In fact, China and Russia have started to penetrate the country after the American departure. Shaheen confirms that Chinese are promising huge investments in exchange for the repression by the Taliban of ISIS cells made up of Chinese citizens of Uyghur ethnicity living in the country. Meanwhile, Russia considers Afghanistan part of the post-Soviet space and therefore part of its own natural area of influence. According to Yury Krupnow, president of the Institute for Demography, Migration and Regional Development of the Russian Federation,“Moscow is ready to follow the diplomatic steps of formal recognition of the Emirate. We are already working with the Taliban government by providing humanitarian aid to the population. We are not asking the international community for permission because it is impossible to receive a single answer, given that all the major powers have different positions on Afghanistan”. Russia’s priority is for Afghanistan to become a stable country, incorporated into the Kremlin’s area of geopolitical influence and administered by a strong government that includes all main tribes and ethnic groups that form Afghan society. According to Kruonov, inclusion and respect for human rights are requirements for the Taliban government to be recognized. “We have to acknowledge that democracy needs a long time to arrive in Afghanistan, if it will ever arrive. We must not export it with violence as the Americans tried to do, we have to intervene immediately with humanitarian aid and pushing for the inclusion of all the main ethnic groups in the Emirate”.
Afghan society is made up of around 50 different ethnic groups who speak 30 different languages. The Taliban fall within the Pashtuns, and the main group itself is divided into multiple tribes. Following international pressure, the Islamic Emirate announced it was ready to accept representatives of the other main groups in the government, starting with the Hazara, a Shiite, Persian-speaking population. They are therefore considered Iranian proxies in Afghanistan. In the Ghazni appeals court, Abdushukur orders the release of Hazara prisoners jailed during the previous government. “You see, Sharia law is right for everyone,” said Osama, a Kalashnikov-armed Taliban who oversees the release of prisoners.

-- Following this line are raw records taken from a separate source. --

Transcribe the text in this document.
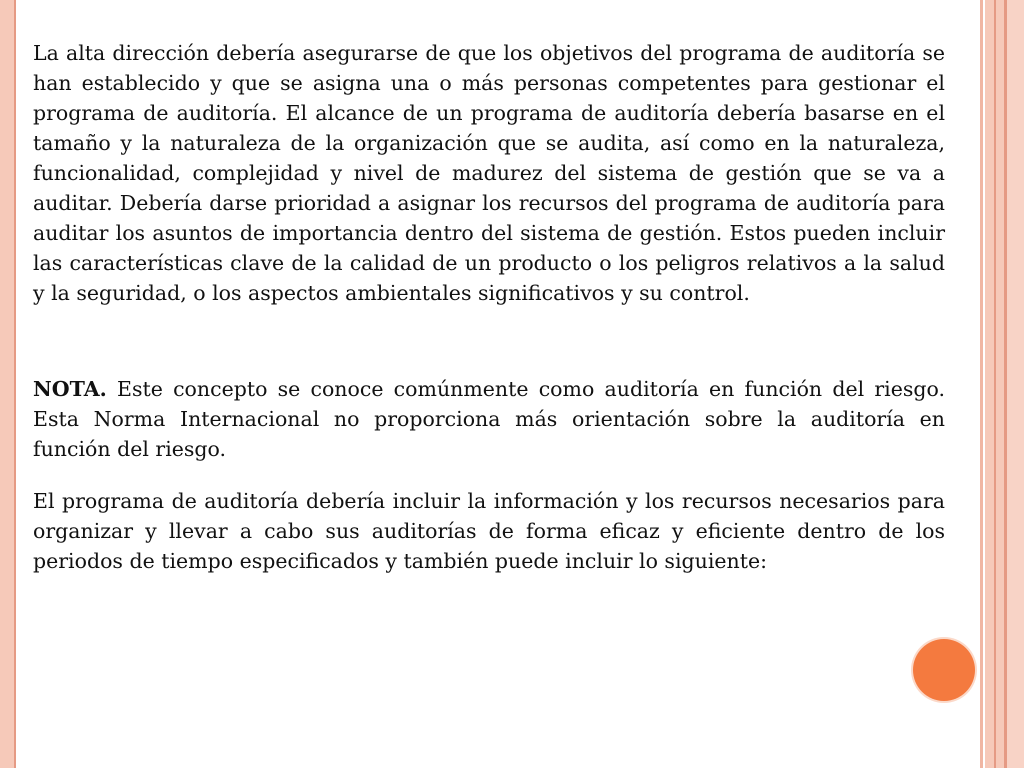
La alta dirección debería asegurarse de que los objetivos del programa de auditoría se han establecido y que se asigna una o más personas competentes para gestionar el programa de auditoría. El alcance de un programa de auditoría debería basarse en el tamaño y la naturaleza de la organización que se audita, así como en la naturaleza, funcionalidad, complejidad y nivel de madurez del sistema de gestión que se va a auditar. Debería darse prioridad a asignar los recursos del programa de auditoría para auditar los asuntos de importancia dentro del sistema de gestión. Estos pueden incluir las características clave de la calidad de un producto o los peligros relativos a la salud y la seguridad, o los aspectos ambientales significativos y su control.

NOTA. Este concepto se conoce comúnmente como auditoría en función del riesgo. Esta Norma Internacional no proporciona más orientación sobre la auditoría en función del riesgo.

El programa de auditoría debería incluir la información y los recursos necesarios para organizar y llevar a cabo sus auditorías de forma eficaz y eficiente dentro de los periodos de tiempo especificados y también puede incluir lo siguiente:
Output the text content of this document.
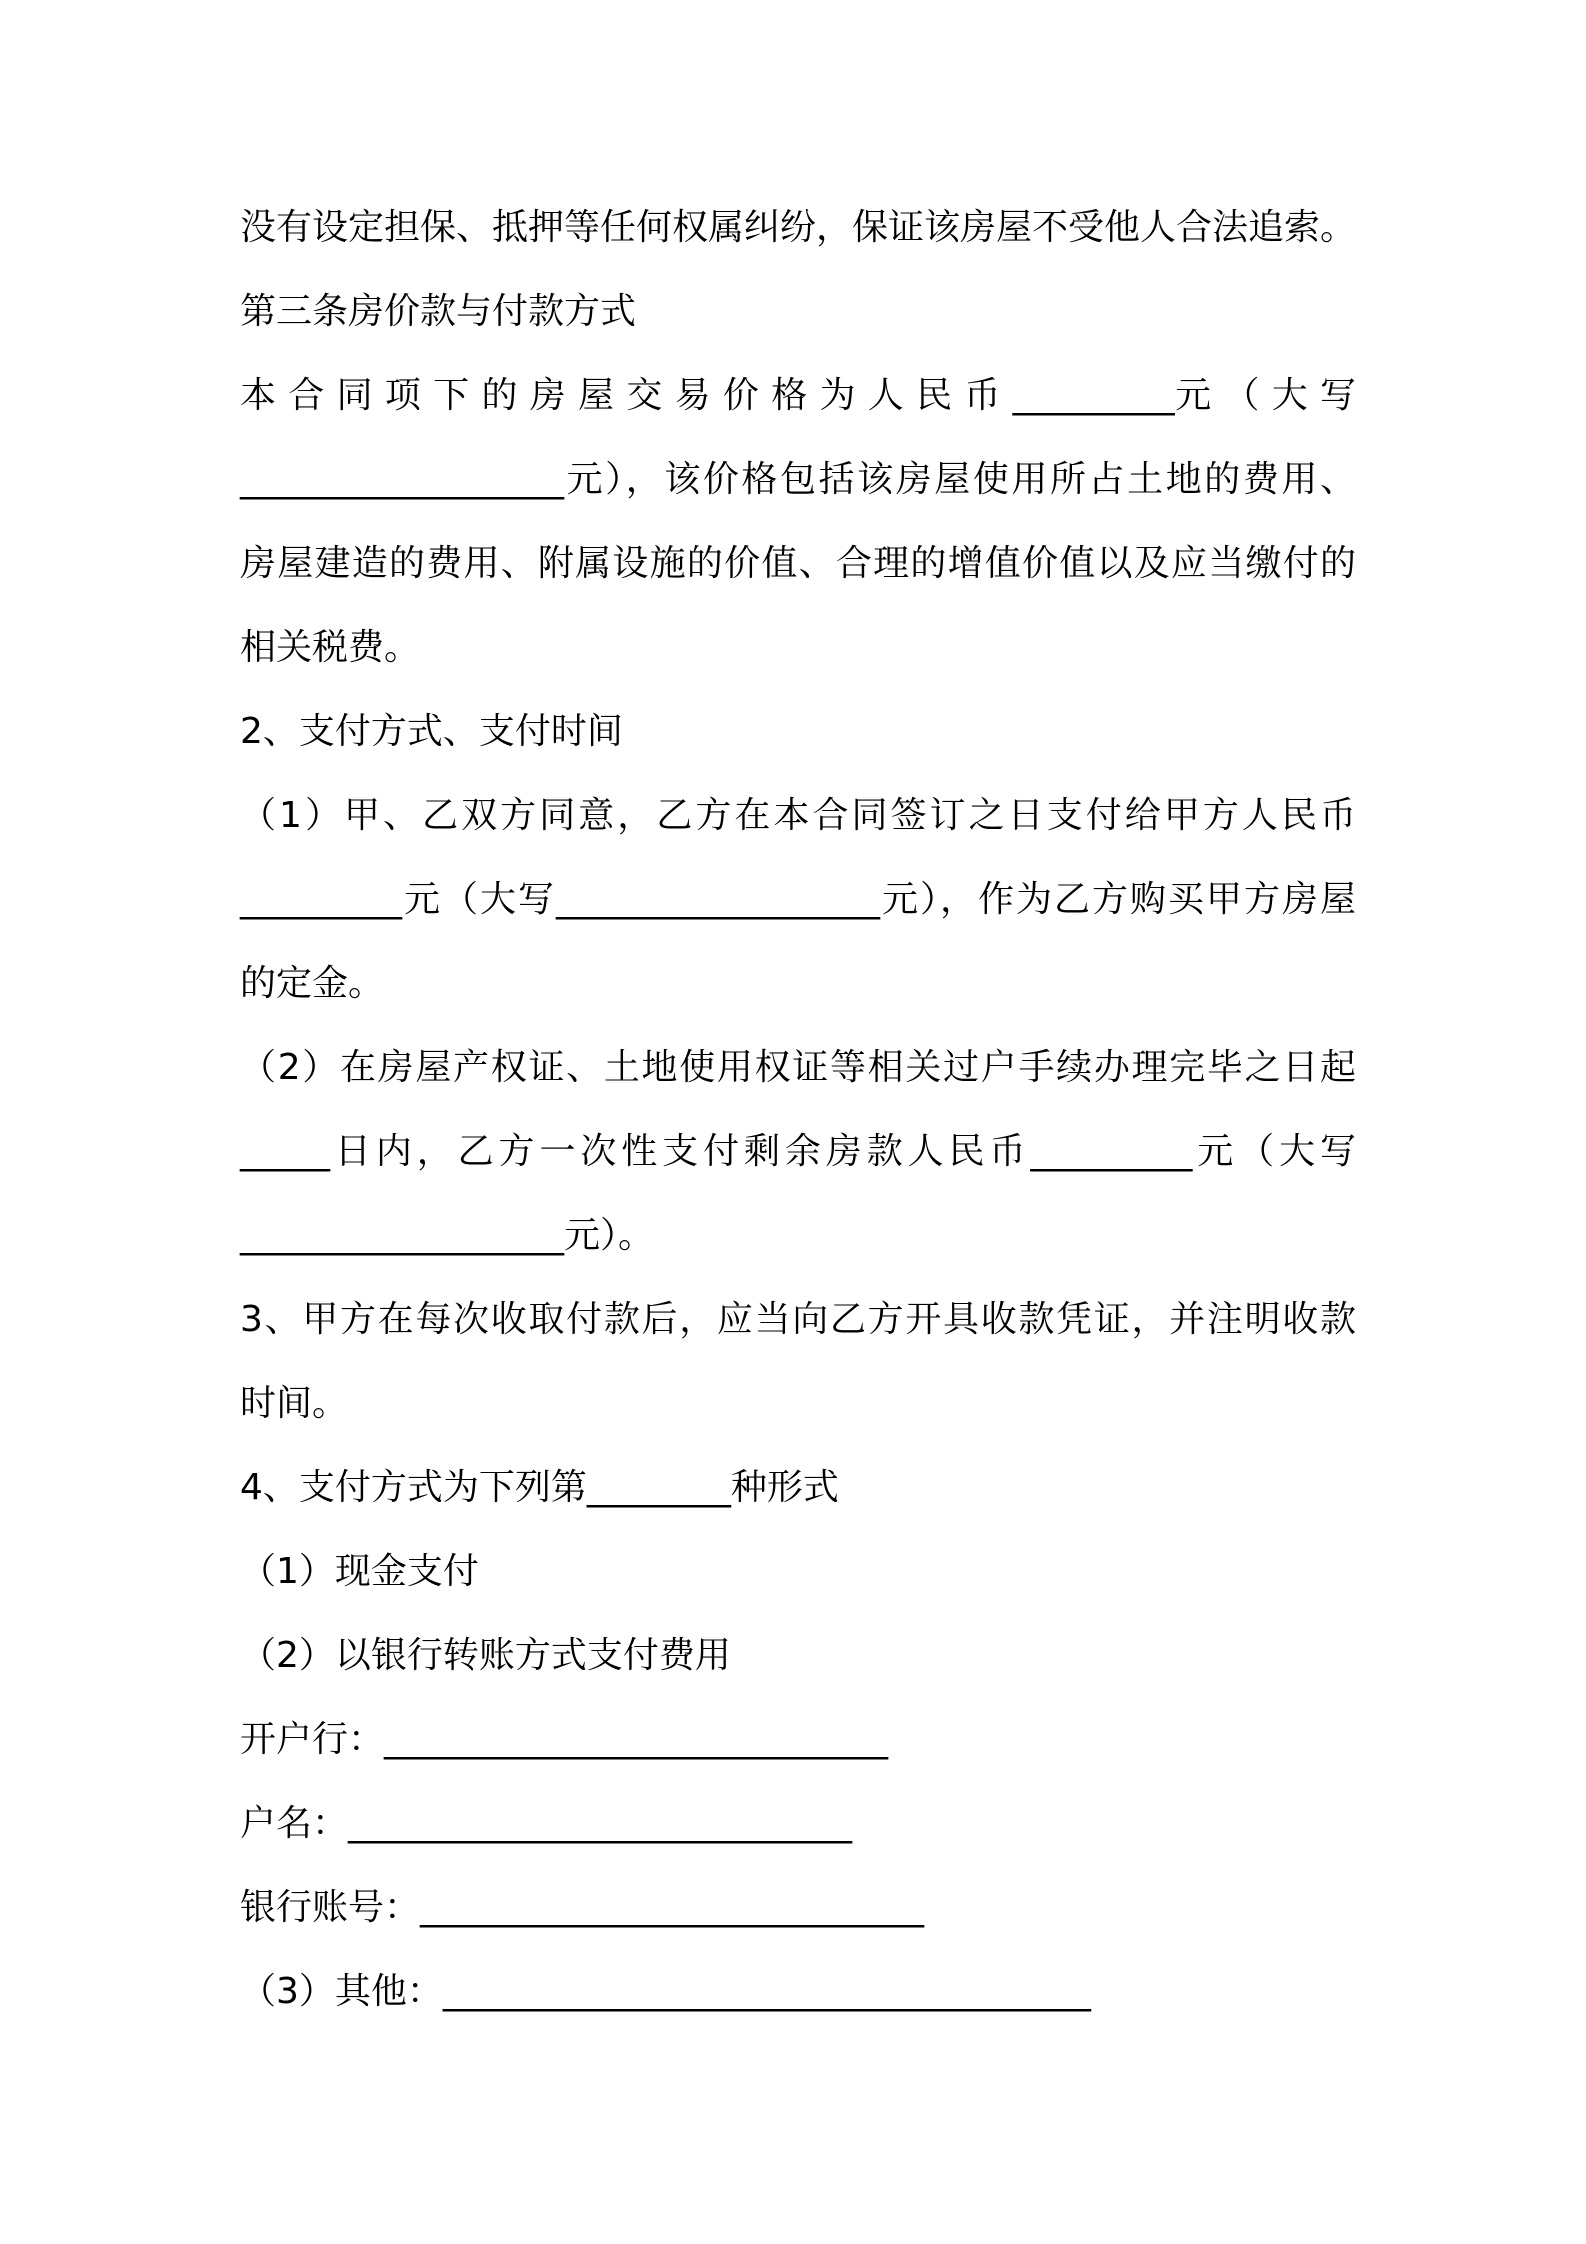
没有设定担保、抵押等任何权属纠纷，保证该房屋不受他人合法追索。
第三条房价款与付款方式
本 合 同 项 下 的 房 屋 交 易 价 格 为 人 民 币 _________元 （ 大 写
__________________元），该价格包括该房屋使用所占土地的费用、
房屋建造的费用、附属设施的价值、合理的增值价值以及应当缴付的
相关税费。
2、支付方式、支付时间
（1）甲、乙双方同意，乙方在本合同签订之日支付给甲方人民币
_________元（大写__________________元），作为乙方购买甲方房屋
的定金。
（2）在房屋产权证、土地使用权证等相关过户手续办理完毕之日起
_____日内，乙方一次性支付剩余房款人民币_________元（大写
__________________元）。
3、甲方在每次收取付款后，应当向乙方开具收款凭证，并注明收款
时间。
4、支付方式为下列第________种形式
（1）现金支付
（2）以银行转账方式支付费用
开户行：____________________________
户名：____________________________
银行账号：____________________________
（3）其他：____________________________________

As the great powers compete to divide the Afghan theater, the country’s geopolitical future remains fragile and uncertain. The same goes for the fate of the population. Over the past five months, the streets of Kabul have been filled with second-hand markets. Everywhere, one comes across makeshift stalls selling household products families are trying to get rid of. The goal is to put away some money to flee abroad or pay for a one-way trip for a child. People flee for various reasons: the devastating consequences of twenty years of war; the Taliban; ISIS K attacks; but above all because of an economic crisis that is affecting everyone without distinction, from which there appears to be no way out.